¿Cómo afrontar los conflictos familiares en Navidad?

La celebración de la navidad, sea o no desde un ámbito religioso (porque actualmente es mucho más que la natividad), es tanto un espacio para el encuentro como a veces lo puede ser para el desencuentro.

El encuentro navideño para el desencuentro familiar

Más allá de la celebración de la Navidad, esta fecha a veces se convierte -también- en un día para la confrontación y el desencuentro: expectativas insatisfechas, rivalidades, rencillas pasadas, excesos y desinhibiciones, ovejas negras, temas candentes, la crítica, el mal entendido, la obligación… Lo tiene todo ¿verdad?

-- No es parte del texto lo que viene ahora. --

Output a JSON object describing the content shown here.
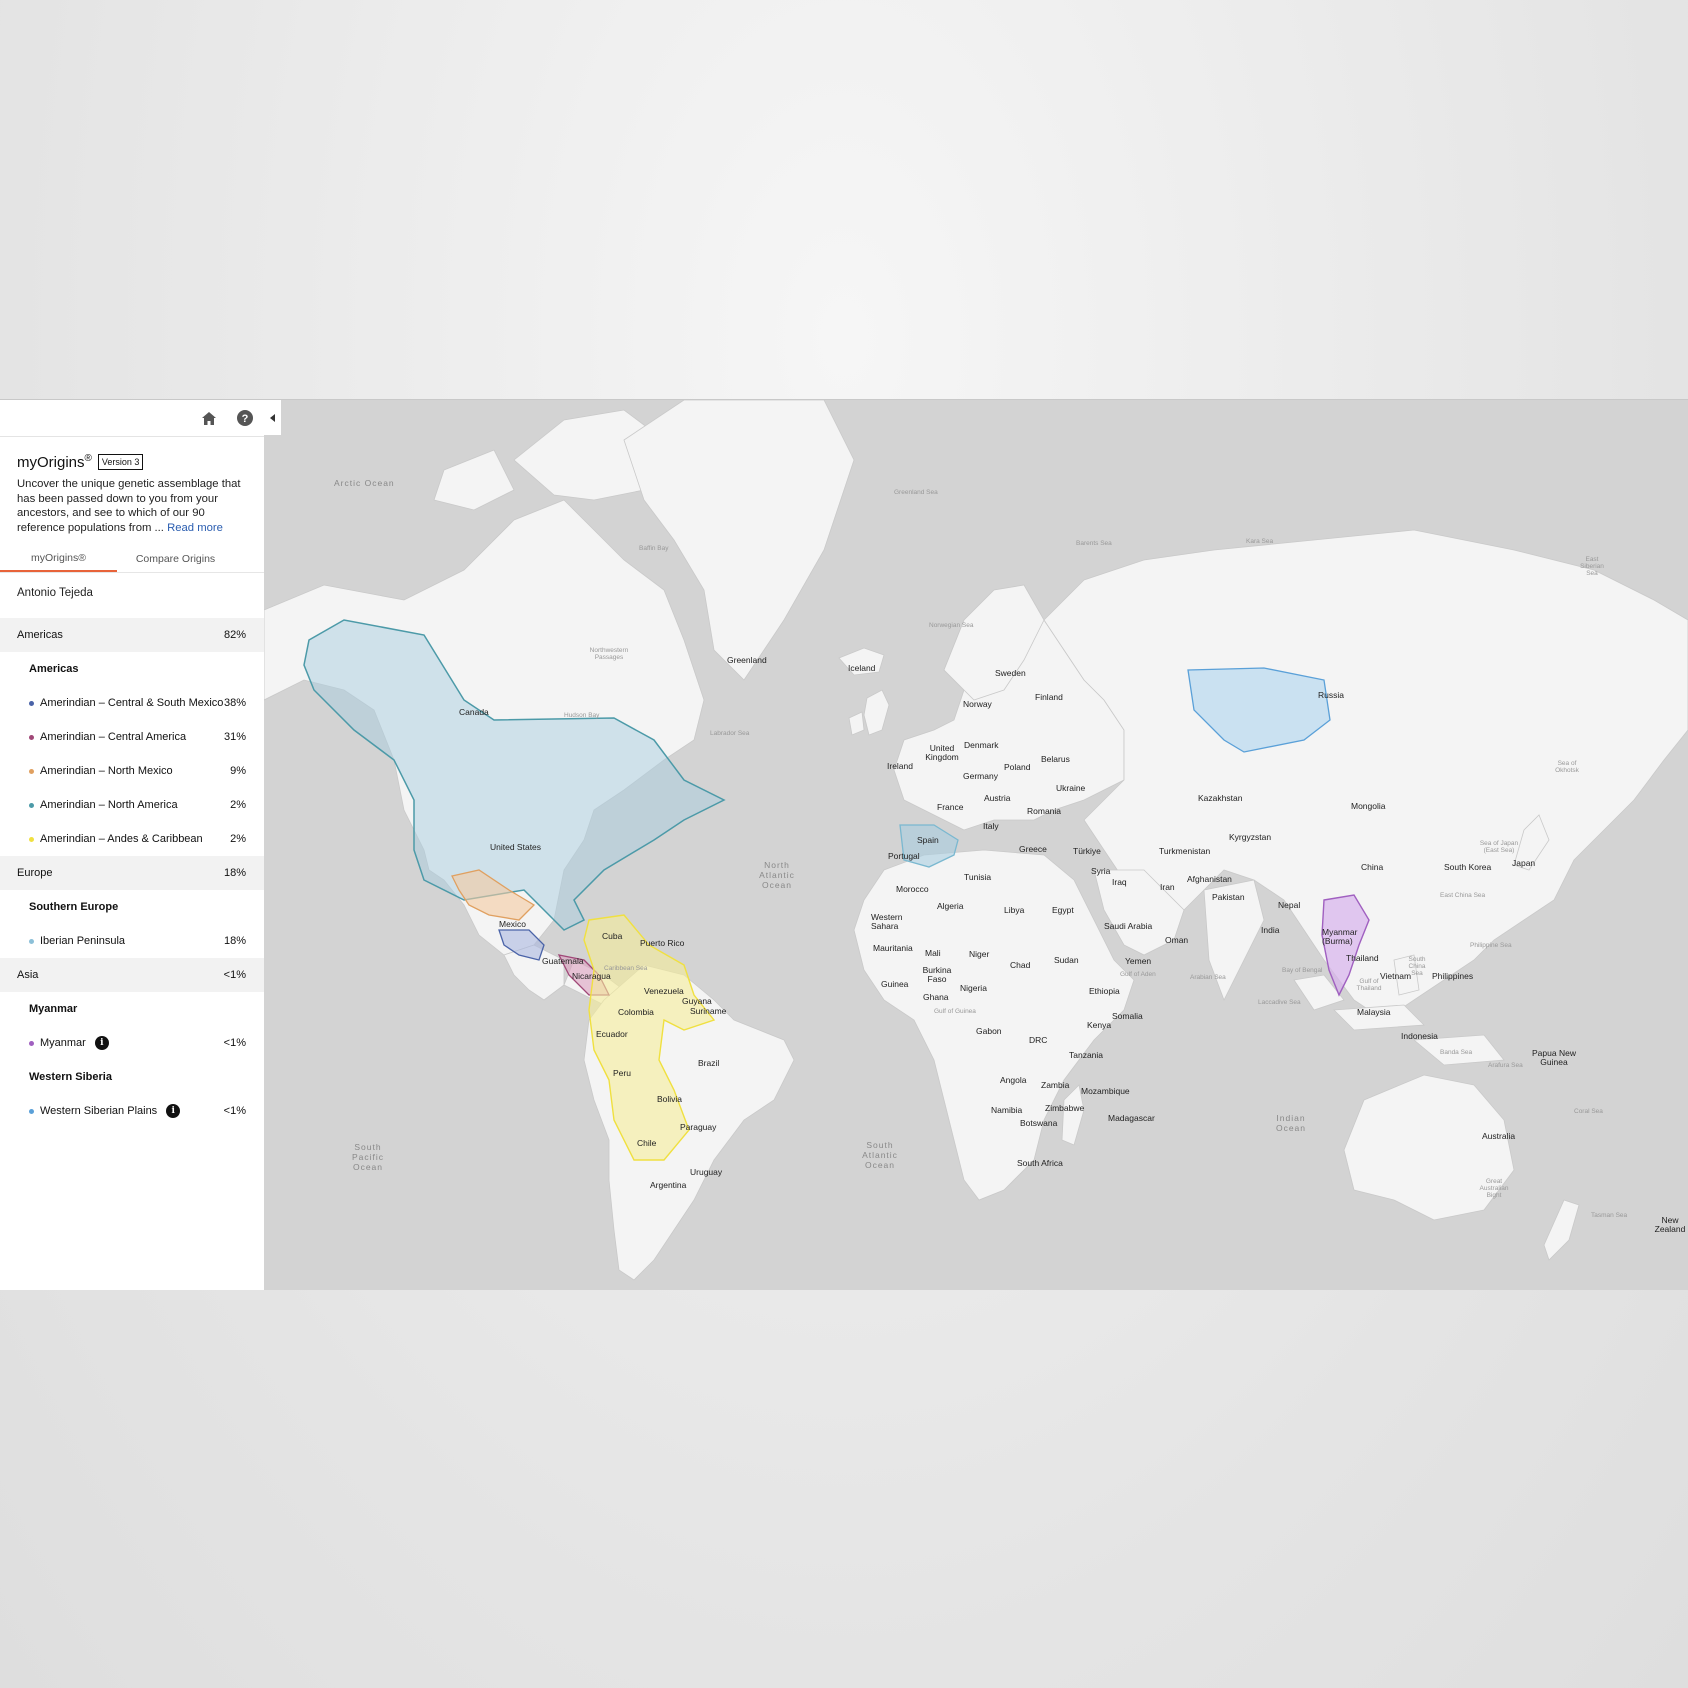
{
  "topbar": {
    "home_icon": "home-icon",
    "help_icon": "help-icon"
  },
  "intro": {
    "title": "myOrigins",
    "title_mark": "®",
    "version_badge": "Version 3",
    "description": "Uncover the unique genetic assemblage that has been passed down to you from your ancestors, and see to which of our 90 reference populations from ...",
    "read_more": "Read more"
  },
  "tabs": [
    {
      "label": "myOrigins®",
      "active": true
    },
    {
      "label": "Compare Origins",
      "active": false
    }
  ],
  "person_name": "Antonio Tejeda",
  "groups": [
    {
      "name": "Americas",
      "pct": "82%",
      "subgroups": [
        {
          "name": "Americas",
          "items": [
            {
              "name": "Amerindian – Central & South Mexico",
              "pct": "38%",
              "color": "#4a63a8"
            },
            {
              "name": "Amerindian – Central America",
              "pct": "31%",
              "color": "#a04777"
            },
            {
              "name": "Amerindian – North Mexico",
              "pct": "9%",
              "color": "#e0a060"
            },
            {
              "name": "Amerindian – North America",
              "pct": "2%",
              "color": "#4c9aa8"
            },
            {
              "name": "Amerindian – Andes & Caribbean",
              "pct": "2%",
              "color": "#f0e040"
            }
          ]
        }
      ]
    },
    {
      "name": "Europe",
      "pct": "18%",
      "subgroups": [
        {
          "name": "Southern Europe",
          "items": [
            {
              "name": "Iberian Peninsula",
              "pct": "18%",
              "color": "#8cc0d8"
            }
          ]
        }
      ]
    },
    {
      "name": "Asia",
      "pct": "<1%",
      "subgroups": [
        {
          "name": "Myanmar",
          "items": [
            {
              "name": "Myanmar",
              "pct": "<1%",
              "color": "#a060c0",
              "info": "i"
            }
          ]
        },
        {
          "name": "Western Siberia",
          "items": [
            {
              "name": "Western Siberian Plains",
              "pct": "<1%",
              "color": "#5aa0d8",
              "info": "i"
            }
          ]
        }
      ]
    }
  ],
  "map": {
    "countries": [
      "Greenland",
      "Iceland",
      "Canada",
      "United States",
      "Mexico",
      "Cuba",
      "Puerto Rico",
      "Guatemala",
      "Nicaragua",
      "Venezuela",
      "Guyana",
      "Suriname",
      "Colombia",
      "Ecuador",
      "Peru",
      "Brazil",
      "Bolivia",
      "Paraguay",
      "Chile",
      "Uruguay",
      "Argentina",
      "Sweden",
      "Norway",
      "Finland",
      "Denmark",
      "United Kingdom",
      "Ireland",
      "Poland",
      "Belarus",
      "Germany",
      "Ukraine",
      "Austria",
      "France",
      "Romania",
      "Italy",
      "Spain",
      "Portugal",
      "Greece",
      "Türkiye",
      "Russia",
      "Kazakhstan",
      "Mongolia",
      "Kyrgyzstan",
      "Turkmenistan",
      "China",
      "South Korea",
      "Japan",
      "Syria",
      "Iraq",
      "Iran",
      "Afghanistan",
      "Pakistan",
      "Nepal",
      "India",
      "Myanmar (Burma)",
      "Thailand",
      "Vietnam",
      "Philippines",
      "Malaysia",
      "Indonesia",
      "Papua New Guinea",
      "Australia",
      "New Zealand",
      "Morocco",
      "Tunisia",
      "Algeria",
      "Libya",
      "Egypt",
      "Western Sahara",
      "Mauritania",
      "Mali",
      "Niger",
      "Chad",
      "Sudan",
      "Saudi Arabia",
      "Oman",
      "Yemen",
      "Burkina Faso",
      "Guinea",
      "Ghana",
      "Nigeria",
      "Ethiopia",
      "Somalia",
      "Gabon",
      "DRC",
      "Kenya",
      "Tanzania",
      "Angola",
      "Zambia",
      "Mozambique",
      "Namibia",
      "Zimbabwe",
      "Botswana",
      "Madagascar",
      "South Africa"
    ],
    "oceans": [
      "Arctic Ocean",
      "North Atlantic Ocean",
      "South Atlantic Ocean",
      "South Pacific Ocean",
      "Indian Ocean"
    ],
    "seas": [
      "Greenland Sea",
      "Baffin Bay",
      "Barents Sea",
      "Kara Sea",
      "East Siberian Sea",
      "Norwegian Sea",
      "Northwestern Passages",
      "Hudson Bay",
      "Labrador Sea",
      "Sea of Okhotsk",
      "Sea of Japan (East Sea)",
      "East China Sea",
      "Philippine Sea",
      "South China Sea",
      "Bay of Bengal",
      "Arabian Sea",
      "Gulf of Aden",
      "Gulf of Guinea",
      "Laccadive Sea",
      "Banda Sea",
      "Arafura Sea",
      "Coral Sea",
      "Great Australian Bight",
      "Tasman Sea",
      "Caribbean Sea",
      "Gulf of Thailand"
    ]
  }
}
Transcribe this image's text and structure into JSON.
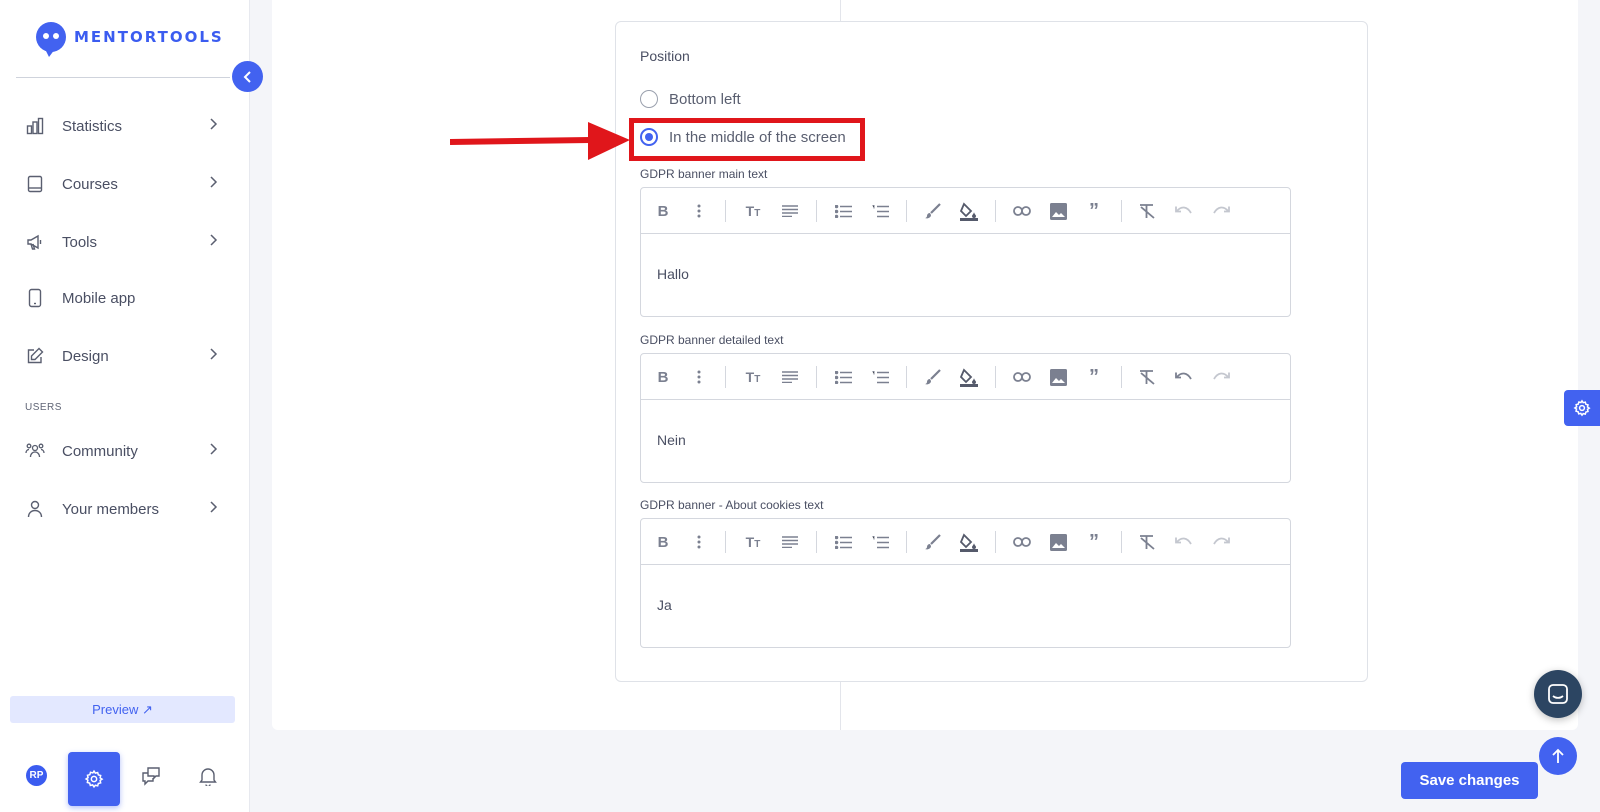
{
  "brand": {
    "name": "MENTORTOOLS",
    "accent": "#4262f0"
  },
  "sidebar": {
    "items": [
      {
        "label": "Statistics",
        "icon": "bar-chart-icon",
        "has_children": true
      },
      {
        "label": "Courses",
        "icon": "book-icon",
        "has_children": true
      },
      {
        "label": "Tools",
        "icon": "megaphone-icon",
        "has_children": true
      },
      {
        "label": "Mobile app",
        "icon": "phone-icon",
        "has_children": false
      },
      {
        "label": "Design",
        "icon": "pencil-square-icon",
        "has_children": true
      }
    ],
    "section_users": "USERS",
    "user_items": [
      {
        "label": "Community",
        "icon": "community-icon",
        "has_children": true
      },
      {
        "label": "Your members",
        "icon": "user-icon",
        "has_children": true
      }
    ],
    "preview_label": "Preview ↗",
    "avatar_initials": "RP"
  },
  "form": {
    "position_label": "Position",
    "options": [
      {
        "label": "Bottom left",
        "selected": false
      },
      {
        "label": "In the middle of the screen",
        "selected": true
      }
    ],
    "editors": [
      {
        "label": "GDPR banner main text",
        "content": "Hallo",
        "undo_enabled": false
      },
      {
        "label": "GDPR banner detailed text",
        "content": "Nein",
        "undo_enabled": true
      },
      {
        "label": "GDPR banner - About cookies text",
        "content": "Ja",
        "undo_enabled": false
      }
    ]
  },
  "footer": {
    "save_label": "Save changes"
  },
  "annotation_color": "#e0161b"
}
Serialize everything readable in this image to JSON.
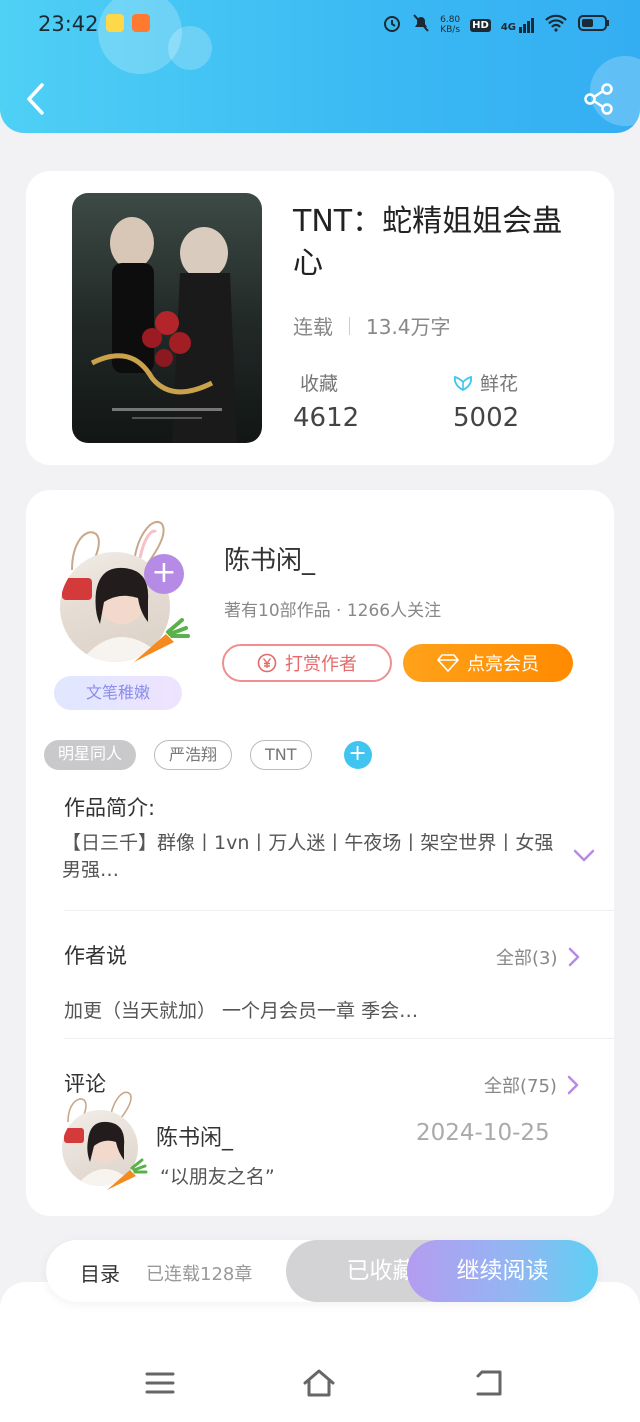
{
  "status_bar": {
    "time": "23:42",
    "net_speed_value": "6.80",
    "net_speed_unit": "KB/s",
    "hd": "HD",
    "network": "4G"
  },
  "book": {
    "title": "TNT：蛇精姐姐会蛊心",
    "status": "连载",
    "word_count": "13.4万字",
    "favorites_label": "收藏",
    "favorites_count": "4612",
    "flowers_label": "鲜花",
    "flowers_count": "5002"
  },
  "author": {
    "name": "陈书闲_",
    "stats": "著有10部作品 · 1266人关注",
    "level_badge": "文笔稚嫩",
    "tip_button": "打赏作者",
    "vip_button": "点亮会员"
  },
  "tags": [
    "明星同人",
    "严浩翔",
    "TNT"
  ],
  "intro": {
    "title": "作品简介:",
    "text": "【日三千】群像丨1vn丨万人迷丨午夜场丨架空世界丨女强男强…"
  },
  "author_notes": {
    "title": "作者说",
    "all_link": "全部(3)",
    "text": "加更（当天就加） 一个月会员一章 季会…"
  },
  "comments": {
    "title": "评论",
    "all_link": "全部(75)",
    "items": [
      {
        "name": "陈书闲_",
        "date": "2024-10-25",
        "text": "“以朋友之名”"
      }
    ]
  },
  "bottom_bar": {
    "toc_label": "目录",
    "chapter_count": "已连载128章",
    "saved_button": "已收藏",
    "read_button": "继续阅读"
  },
  "colors": {
    "header_gradient": [
      "#4fd0f5",
      "#34aef2"
    ],
    "vip_orange": "#ff8a00",
    "tip_red": "#e36a6a",
    "accent_purple": "#b68be6",
    "accent_cyan": "#3fc5f0"
  }
}
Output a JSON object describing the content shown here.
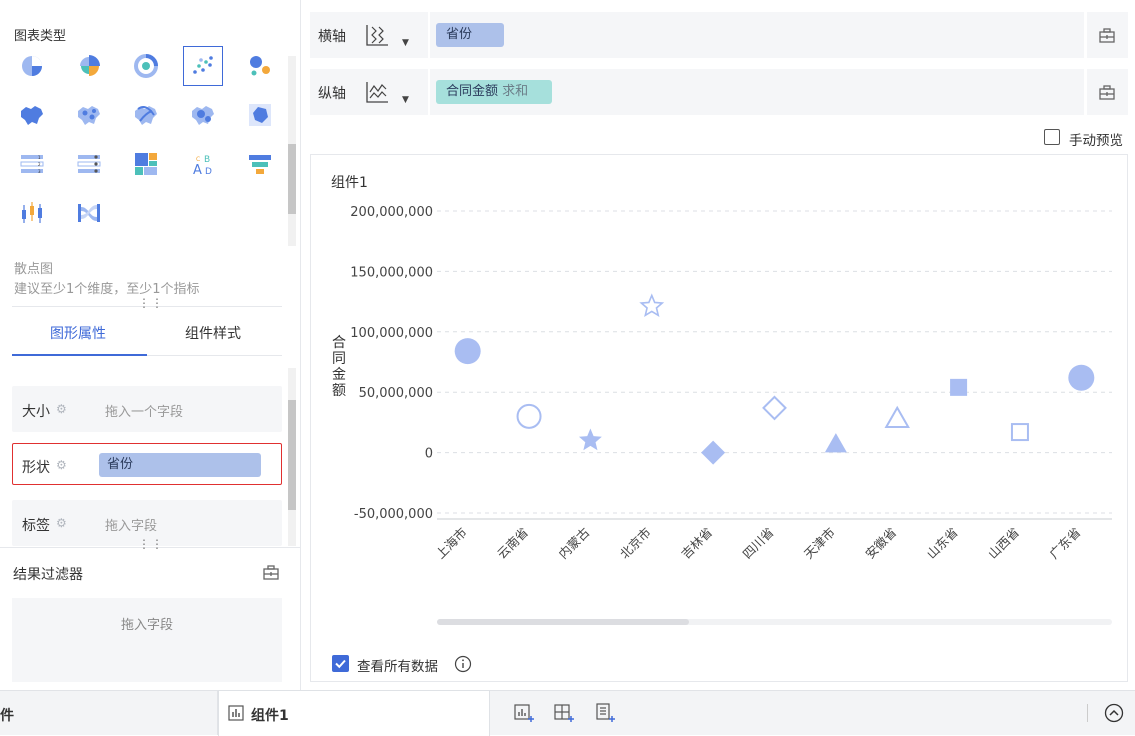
{
  "left": {
    "chart_types_title": "图表类型",
    "chart_types": [
      {
        "icon": "pie-chart-icon"
      },
      {
        "icon": "rose-pie-chart-icon"
      },
      {
        "icon": "donut-chart-icon"
      },
      {
        "icon": "scatter-chart-icon",
        "selected": true
      },
      {
        "icon": "bubble-chart-icon"
      },
      {
        "icon": "region-map-icon"
      },
      {
        "icon": "point-map-icon"
      },
      {
        "icon": "flow-map-icon"
      },
      {
        "icon": "heat-map-icon"
      },
      {
        "icon": "custom-map-icon"
      },
      {
        "icon": "table-chart-icon"
      },
      {
        "icon": "detail-table-icon"
      },
      {
        "icon": "treemap-chart-icon"
      },
      {
        "icon": "word-cloud-icon"
      },
      {
        "icon": "funnel-chart-icon"
      },
      {
        "icon": "candlestick-chart-icon"
      },
      {
        "icon": "sankey-chart-icon"
      }
    ],
    "selected_chart_name": "散点图",
    "selected_chart_hint": "建议至少1个维度，至少1个指标",
    "tabs": [
      {
        "label": "图形属性",
        "active": true
      },
      {
        "label": "组件样式",
        "active": false
      }
    ],
    "props": {
      "size_label": "大小",
      "size_placeholder": "拖入一个字段",
      "shape_label": "形状",
      "shape_value": "省份",
      "tag_label": "标签",
      "tag_placeholder": "拖入字段"
    },
    "filter_title": "结果过滤器",
    "filter_placeholder": "拖入字段"
  },
  "axes": {
    "x_label": "横轴",
    "x_field": "省份",
    "y_label": "纵轴",
    "y_field": "合同金额",
    "y_agg": "求和"
  },
  "manual_preview": "手动预览",
  "view_all_data": "查看所有数据",
  "bottom": {
    "left_fragment": "件",
    "sheet_tab": "组件1"
  },
  "colors": {
    "accent": "#3f6ad8",
    "point": "#a9bdf2",
    "highlight_border": "#e03030"
  },
  "chart_data": {
    "type": "scatter",
    "title": "组件1",
    "ylabel": "合同金额",
    "xlabel": "",
    "ylim": [
      -50000000,
      200000000
    ],
    "y_ticks": [
      -50000000,
      0,
      50000000,
      100000000,
      150000000,
      200000000
    ],
    "y_tick_labels": [
      "-50,000,000",
      "0",
      "50,000,000",
      "100,000,000",
      "150,000,000",
      "200,000,000"
    ],
    "grid": true,
    "categories": [
      "上海市",
      "云南省",
      "内蒙古",
      "北京市",
      "吉林省",
      "四川省",
      "天津市",
      "安徽省",
      "山东省",
      "山西省",
      "广东省"
    ],
    "values": [
      84000000,
      30000000,
      10000000,
      121000000,
      0,
      37000000,
      7000000,
      28000000,
      54000000,
      17000000,
      62000000
    ],
    "shapes": [
      "circle",
      "circle-outline",
      "star",
      "star-outline",
      "diamond",
      "diamond-outline",
      "triangle",
      "triangle-outline",
      "square",
      "square-outline",
      "circle"
    ]
  }
}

Las reuniones familiares traen a la superficie aspectos atemporales de nuestra historia. Viejas rivalidades de las que uno puede no ser consciente y que acaban convirtiéndose en un pulso si uno no las tiene bien ubicadas o trabajadas. Algunos ejemplos tontos pero cotidianos: dónde se celebra la comida o la cena, quién paga, quién diseña el menú, si se admiten o no platos traídos por los demás, si alguien ocupa -o siente que ocupa- el papel protagonista o el siempre olvidado, etc. Puede aparecer también de otras maneras como las críticas gratuitas a la comida, al espacio donde se realice la cena, comentarios hacia el cuerpo de los otros, etc.

En algunos de estos encuentros también es común que aparezca el relevante tema de las ausencias de la familia. Ya ni si quiera es que uno extrañe a sus muertos o que los pueda llorar acompañado. Hay muchas familias que se deshacen tras la muerte de los progenitores (abuelos, por ejemplo), que no siempre va tan ligado a las herencias como se suele pensar, y ya no hay juntanza ni celebraciones. Desaparecen tanto los vivos como los fallecidos, lo que suele resultar impactante para muchos miembros.

Después ya están otros motivos más claros y conocidos por todos, las discusiones por temas políticos o por causas sociales. A veces, pareciera que uno ya va preparado con la artillería pesada para generar revuelo, enfrentamiento y que «salga el sol por donde quiera». ¿Será ésta una manera velada de poder decir algo más?

En definitiva, todos somos personas con una manera particular de ver el mundo y de vivirlo. Cada uno tenemos una historia personal que puede diferir de lo que los demás ven, piensan o sienten sobre nosotros. Por ello, fechas como éstas que son más intensas, familiares, con más roces, puede haber tanto grandes gestos de amor como malos entendidos y, queriendo o sin querer, utilizar este espacio para exponer o reprochar un malestar personal frente a la familia (como conjunto o un miembro).

¿Cómo evitar los conflictos de Navidad?

Si cogemos la varita mágica de los consejos generales para todo el mundo y que después haga uno lo que buenamente pueda, lo que buenamente quiera, pues apunta:

Lo ideal de los ideales, no solo para las navidades si no para todos los espacios de tu vida, es que puedas ir a la Navidad familiar con mente abierta y en paz. Te permitirá escuchar los discursos de los otros con menos juicio, lo que puede facilitar que no te genere tanto impacto cuando te parezca que, a diferencia de ti, está viendo las cosas desde el Neolítico.

En familias que ya se han producido grandes discusiones por temas políticos (o similares), directamente, ya vetan estos temas con anterioridad y está acordado por todos. Si sale el tema igualmente en la conversación, porque a ver quién se resiste a menear la colmena, se corta amablemente -nada como una broma- pero con contundencia.

Escoge con quién te apetece sentarte a la mesa y haz por ocupar ese sitio. Puedes decirlo directamente. Al final, escoger tu entorno va a facilitar tu comodidad, conversaciones más a tu gusto y encontrarte más arropado.

Si te sientes demasiado sobrecargado del ambiente que hay en la mesa, siempre puedes salir del espacio para ir recogiendo las cosas de la cocina. Te dará un respiro.

Si desde tu perspectiva ya «están volviendo a lo mismo» y quieres cambiar la dinámica, siempre puedes ser tú el que coja el guión de la mesa: propón temas de conversación, haz preguntas concretas a las personas que más suelen generar controversia en la mesa, o incluso propón cantar unos villancicos o canciones típicas de vuestra familia, un juego en el que todos participen… Te servirá para destensar y animar el ambiente, al igual que dar un giro para evitar la repetición.

Para todo, el humor es la mejor herramienta siempre que ésta esté bien utilizada. Con una broma, buen tono y una sonrisa amable se puede cortar una conversación, una crítica, un inicio de algo despectivo y reencauzarlo para que la serenidad continúe.